Insistió en que Chile no es un país corrupto sino que hay casos de corrupción, a los que calificó de “intolerables” y sostuvo que “tenemos una agenda muy potente que nos va a permitir cerrar cualquier brecha para evitar que este tipo de cosas vuelva a suceder”.
Renzi coincidió con Bachelet en que la corrupción es un problema global, que “también afecta a Italia”. Tanto Bachelet como Renzi calificaron de excelentes las relaciones entre ambos países y el líder italiano dijo que espera viajar en los próximos meses a Chile.
En una entrevista publicada el jueves por el diario La Republica, Bachelet había admitido que “hemos tenido caso recientes muy graves que han afectado a mi gobierno y han sido muy dolorosos para mí”.
Uno de esos casos fue un negocio de especulación inmobiliaria realizada por el hijo y la nuera de la mandataria, por lo que la pareja es investigada judicialmente por supuesto tráfico de influencias y uso de información privilegiada.
También había destacado la solidaridad de Italia durante la dictadura militar chilena (1973-1990) al iniciar su visita a este país, que prevé una audiencia con el papa Francisco.
“Italia apoyó por años la lucha por el retorno de la democracia en mi país”, expresó la mandataria al inaugurar una placa en la que fue la sede de un comité de solidaridad con los perseguidos en Chile, en el centro de Roma.
El comité Chile Democrático, “nombre que en ese momento representaba un sueño para mi patria, fue la única instancia en el mundo donde estuvieron representados todos los partidos chilenos que se oponían a la dictadura”, dijo.
“En esta oficina empezó el trabajo unitario, generoso, que junto a la lucha en Chile nos permitió reencontrar la senda de la libertad y la justicia”, afirmó.
El expresidente italiano Giorgio Napolitano rindió por su parte “honor a los chilenos que, desde el exilio, continuaron a combatir para poner término a una dictadura que duró tantos años”. A Napolitano se le quebró la voz cuando recordó que Bachelet había estado detenida y torturada y había “sufrido duramente esa terrible experiencia”.
Massimo D’Alema, ex primer ministro de Italia, señaló a The Associated Press que “Italia tuvo un largo período de solidaridad y cercanía con Chile en que tuvimos una gran colonia de antifascistas chilenos, como el ex secretario general de la OEA José Miguel Insulza”.

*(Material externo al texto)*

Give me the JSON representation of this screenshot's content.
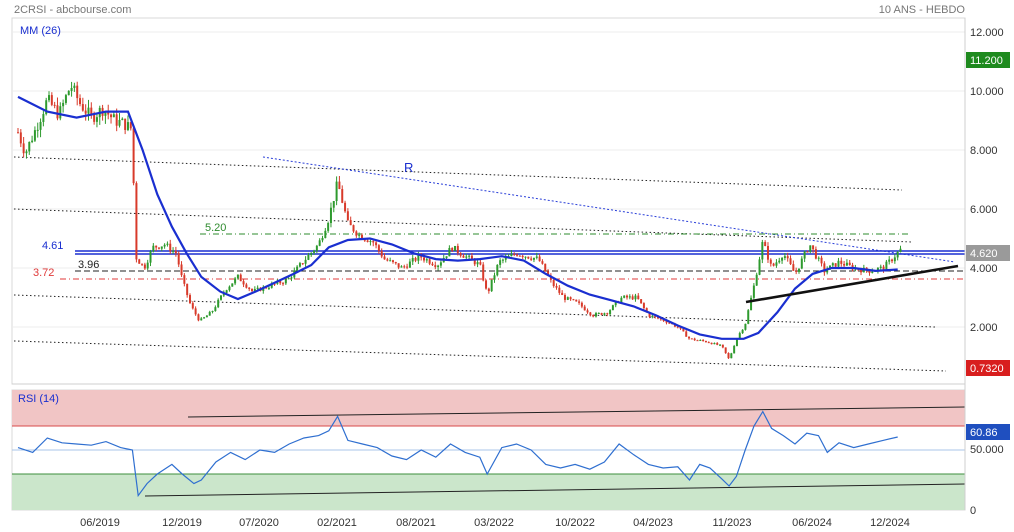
{
  "header": {
    "left_title": "2CRSI - abcbourse.com",
    "right_title": "10 ANS - HEBDO"
  },
  "legend": {
    "ma_label": "MM (26)",
    "rsi_label": "RSI (14)"
  },
  "colors": {
    "up_candle": "#2e9a2e",
    "down_candle": "#d83a2a",
    "ma_line": "#1a2fd0",
    "rsi_line": "#2f6fd0",
    "resistance_blue": "#1a2fd0",
    "support_red": "#e03a3a",
    "level_green": "#2e8b2e",
    "rsi_overbought_fill": "#f0c4c4",
    "rsi_oversold_fill": "#c8e4c8",
    "price_badge": "#9a9a9a",
    "high_badge": "#1e8a1e",
    "low_badge": "#d81e1e",
    "rsi_badge": "#1f4fbf"
  },
  "price_axis": {
    "ticks": [
      "12.000",
      "10.000",
      "8.000",
      "6.000",
      "4.000",
      "2.000"
    ]
  },
  "rsi_axis": {
    "ticks": [
      "50.000",
      "0"
    ]
  },
  "badges": {
    "high": "11.200",
    "last": "4.620",
    "low": "0.7320",
    "rsi": "60.86"
  },
  "annotations": {
    "r_label": "R",
    "level_520": "5.20",
    "level_461": "4.61",
    "level_396": "3.96",
    "level_372": "3.72"
  },
  "x_axis": {
    "ticks": [
      "06/2019",
      "12/2019",
      "07/2020",
      "02/2021",
      "08/2021",
      "03/2022",
      "10/2022",
      "04/2023",
      "11/2023",
      "06/2024",
      "12/2024"
    ]
  },
  "chart_data": {
    "type": "candlestick",
    "title": "2CRSI - abcbourse.com",
    "subtitle": "10 ANS - HEBDO",
    "ylim": [
      0,
      12.5
    ],
    "rsi_ylim": [
      0,
      100
    ],
    "price_path": [
      [
        2019.0,
        8.6
      ],
      [
        2019.05,
        7.9
      ],
      [
        2019.12,
        8.7
      ],
      [
        2019.2,
        9.7
      ],
      [
        2019.28,
        9.2
      ],
      [
        2019.36,
        10.2
      ],
      [
        2019.42,
        9.6
      ],
      [
        2019.5,
        9.1
      ],
      [
        2019.58,
        9.4
      ],
      [
        2019.66,
        9.0
      ],
      [
        2019.72,
        8.9
      ],
      [
        2019.78,
        8.7
      ],
      [
        2019.8,
        4.4
      ],
      [
        2019.86,
        4.0
      ],
      [
        2019.92,
        4.7
      ],
      [
        2020.0,
        4.8
      ],
      [
        2020.08,
        4.5
      ],
      [
        2020.12,
        3.6
      ],
      [
        2020.18,
        2.7
      ],
      [
        2020.24,
        2.2
      ],
      [
        2020.32,
        2.5
      ],
      [
        2020.42,
        3.3
      ],
      [
        2020.5,
        3.7
      ],
      [
        2020.6,
        3.2
      ],
      [
        2020.72,
        3.4
      ],
      [
        2020.84,
        3.6
      ],
      [
        2020.96,
        4.3
      ],
      [
        2021.05,
        4.8
      ],
      [
        2021.12,
        5.7
      ],
      [
        2021.18,
        6.9
      ],
      [
        2021.25,
        5.5
      ],
      [
        2021.33,
        5.1
      ],
      [
        2021.42,
        4.9
      ],
      [
        2021.5,
        4.3
      ],
      [
        2021.62,
        4.0
      ],
      [
        2021.74,
        4.4
      ],
      [
        2021.86,
        4.1
      ],
      [
        2021.96,
        4.7
      ],
      [
        2022.05,
        4.4
      ],
      [
        2022.15,
        4.1
      ],
      [
        2022.2,
        3.1
      ],
      [
        2022.28,
        4.2
      ],
      [
        2022.4,
        4.5
      ],
      [
        2022.55,
        4.3
      ],
      [
        2022.64,
        3.5
      ],
      [
        2022.72,
        3.0
      ],
      [
        2022.82,
        2.8
      ],
      [
        2022.92,
        2.4
      ],
      [
        2023.02,
        2.5
      ],
      [
        2023.12,
        3.0
      ],
      [
        2023.22,
        3.0
      ],
      [
        2023.3,
        2.4
      ],
      [
        2023.42,
        2.2
      ],
      [
        2023.5,
        2.0
      ],
      [
        2023.58,
        1.6
      ],
      [
        2023.7,
        1.5
      ],
      [
        2023.8,
        1.35
      ],
      [
        2023.85,
        0.9
      ],
      [
        2023.9,
        1.6
      ],
      [
        2023.96,
        2.1
      ],
      [
        2024.02,
        3.4
      ],
      [
        2024.08,
        4.9
      ],
      [
        2024.14,
        4.0
      ],
      [
        2024.22,
        4.5
      ],
      [
        2024.3,
        3.8
      ],
      [
        2024.4,
        4.8
      ],
      [
        2024.5,
        3.9
      ],
      [
        2024.6,
        4.2
      ],
      [
        2024.7,
        4.0
      ],
      [
        2024.8,
        3.9
      ],
      [
        2024.9,
        4.0
      ],
      [
        2024.96,
        4.3
      ],
      [
        2025.02,
        4.62
      ]
    ],
    "ma26_path": [
      [
        2019.0,
        9.8
      ],
      [
        2019.2,
        9.3
      ],
      [
        2019.4,
        9.1
      ],
      [
        2019.6,
        9.3
      ],
      [
        2019.75,
        9.3
      ],
      [
        2019.85,
        8.0
      ],
      [
        2019.95,
        6.5
      ],
      [
        2020.05,
        5.4
      ],
      [
        2020.15,
        4.5
      ],
      [
        2020.25,
        3.7
      ],
      [
        2020.38,
        3.2
      ],
      [
        2020.5,
        2.95
      ],
      [
        2020.62,
        3.2
      ],
      [
        2020.75,
        3.5
      ],
      [
        2020.88,
        3.8
      ],
      [
        2021.0,
        4.1
      ],
      [
        2021.12,
        4.7
      ],
      [
        2021.25,
        4.95
      ],
      [
        2021.4,
        5.0
      ],
      [
        2021.55,
        4.8
      ],
      [
        2021.7,
        4.5
      ],
      [
        2021.85,
        4.3
      ],
      [
        2022.0,
        4.25
      ],
      [
        2022.15,
        4.3
      ],
      [
        2022.3,
        4.4
      ],
      [
        2022.45,
        4.25
      ],
      [
        2022.6,
        3.8
      ],
      [
        2022.75,
        3.4
      ],
      [
        2022.9,
        3.1
      ],
      [
        2023.05,
        2.9
      ],
      [
        2023.2,
        2.7
      ],
      [
        2023.35,
        2.4
      ],
      [
        2023.5,
        2.05
      ],
      [
        2023.65,
        1.75
      ],
      [
        2023.8,
        1.6
      ],
      [
        2023.95,
        1.6
      ],
      [
        2024.05,
        1.8
      ],
      [
        2024.18,
        2.5
      ],
      [
        2024.3,
        3.3
      ],
      [
        2024.42,
        3.8
      ],
      [
        2024.55,
        4.0
      ],
      [
        2024.7,
        4.0
      ],
      [
        2024.85,
        3.9
      ],
      [
        2025.0,
        3.95
      ]
    ],
    "rsi_path": [
      [
        2019.0,
        52
      ],
      [
        2019.1,
        48
      ],
      [
        2019.2,
        60
      ],
      [
        2019.3,
        56
      ],
      [
        2019.4,
        55
      ],
      [
        2019.5,
        54
      ],
      [
        2019.6,
        57
      ],
      [
        2019.7,
        52
      ],
      [
        2019.78,
        50
      ],
      [
        2019.82,
        12
      ],
      [
        2019.88,
        22
      ],
      [
        2019.95,
        30
      ],
      [
        2020.05,
        38
      ],
      [
        2020.12,
        30
      ],
      [
        2020.2,
        22
      ],
      [
        2020.25,
        25
      ],
      [
        2020.35,
        40
      ],
      [
        2020.45,
        48
      ],
      [
        2020.55,
        42
      ],
      [
        2020.65,
        50
      ],
      [
        2020.75,
        48
      ],
      [
        2020.85,
        55
      ],
      [
        2020.95,
        60
      ],
      [
        2021.05,
        62
      ],
      [
        2021.12,
        66
      ],
      [
        2021.18,
        78
      ],
      [
        2021.25,
        58
      ],
      [
        2021.35,
        55
      ],
      [
        2021.45,
        52
      ],
      [
        2021.55,
        45
      ],
      [
        2021.65,
        42
      ],
      [
        2021.75,
        50
      ],
      [
        2021.85,
        44
      ],
      [
        2021.95,
        55
      ],
      [
        2022.05,
        48
      ],
      [
        2022.15,
        44
      ],
      [
        2022.2,
        30
      ],
      [
        2022.3,
        52
      ],
      [
        2022.4,
        55
      ],
      [
        2022.5,
        50
      ],
      [
        2022.6,
        38
      ],
      [
        2022.7,
        35
      ],
      [
        2022.8,
        38
      ],
      [
        2022.9,
        34
      ],
      [
        2023.0,
        40
      ],
      [
        2023.1,
        55
      ],
      [
        2023.2,
        46
      ],
      [
        2023.3,
        38
      ],
      [
        2023.4,
        35
      ],
      [
        2023.5,
        36
      ],
      [
        2023.58,
        25
      ],
      [
        2023.65,
        38
      ],
      [
        2023.72,
        35
      ],
      [
        2023.8,
        26
      ],
      [
        2023.85,
        20
      ],
      [
        2023.9,
        28
      ],
      [
        2023.96,
        50
      ],
      [
        2024.02,
        70
      ],
      [
        2024.08,
        82
      ],
      [
        2024.14,
        68
      ],
      [
        2024.22,
        62
      ],
      [
        2024.3,
        55
      ],
      [
        2024.38,
        64
      ],
      [
        2024.46,
        62
      ],
      [
        2024.52,
        48
      ],
      [
        2024.6,
        56
      ],
      [
        2024.7,
        52
      ],
      [
        2024.8,
        55
      ],
      [
        2024.9,
        58
      ],
      [
        2025.0,
        60.86
      ]
    ]
  }
}
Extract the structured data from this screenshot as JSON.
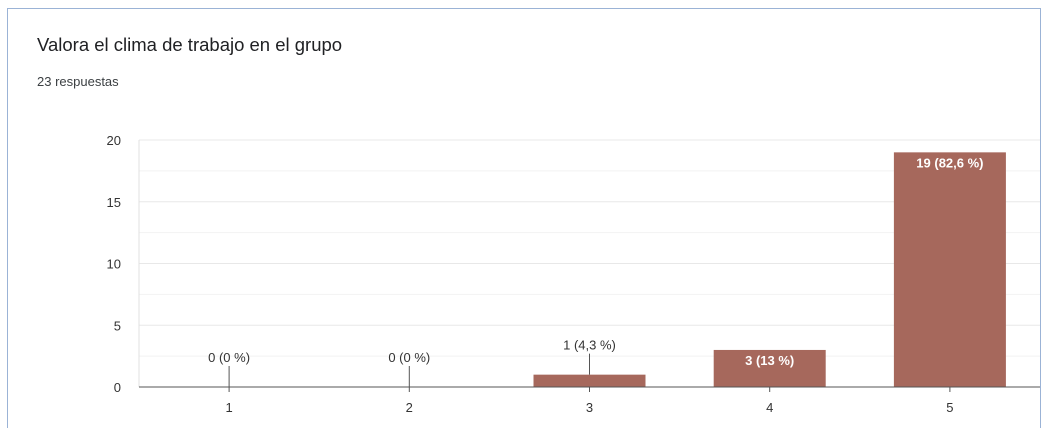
{
  "question": {
    "title": "Valora el clima de trabajo en el grupo",
    "responses": "23 respuestas"
  },
  "colors": {
    "bar": "#a6685c",
    "grid": "#e8e8e8",
    "axis": "#555555",
    "label_dark": "#333333",
    "label_light": "#ffffff"
  },
  "chart_data": {
    "type": "bar",
    "categories": [
      "1",
      "2",
      "3",
      "4",
      "5"
    ],
    "values": [
      0,
      0,
      1,
      3,
      19
    ],
    "data_labels": [
      "0 (0 %)",
      "0 (0 %)",
      "1 (4,3 %)",
      "3 (13 %)",
      "19 (82,6 %)"
    ],
    "ylim": [
      0,
      20
    ],
    "yticks": [
      "0",
      "5",
      "10",
      "15",
      "20"
    ],
    "grid": true,
    "xlabel": "",
    "ylabel": ""
  }
}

Bachelet asistió después a un encuentro con el grupo folk chileno Inti Illimani Histórico cuyo director, Horacio Salinas, le regaló al alcalde de Roma la partitura de la pieza que compuso llamada “El mercado del Testaccio”.
El encuentro fue justamente en ese mercado, en uno de los barrios más hermosos y típicos de Roma. “La partitura es una mezcla de la música chilena e italiana, donde vivimos el exilio durante muchos años”, dijo Salinas a AP.
La mandataria chilena será recibida el viernes por el papa Francisco, el sábado participará de la Conferencia de la Organización de Naciones Unidas para la Alimentación y la Agricultura (FAO) y el sábado asistirá en Milán a la Feria Internacional, desde donde viajará ese mismo día a París.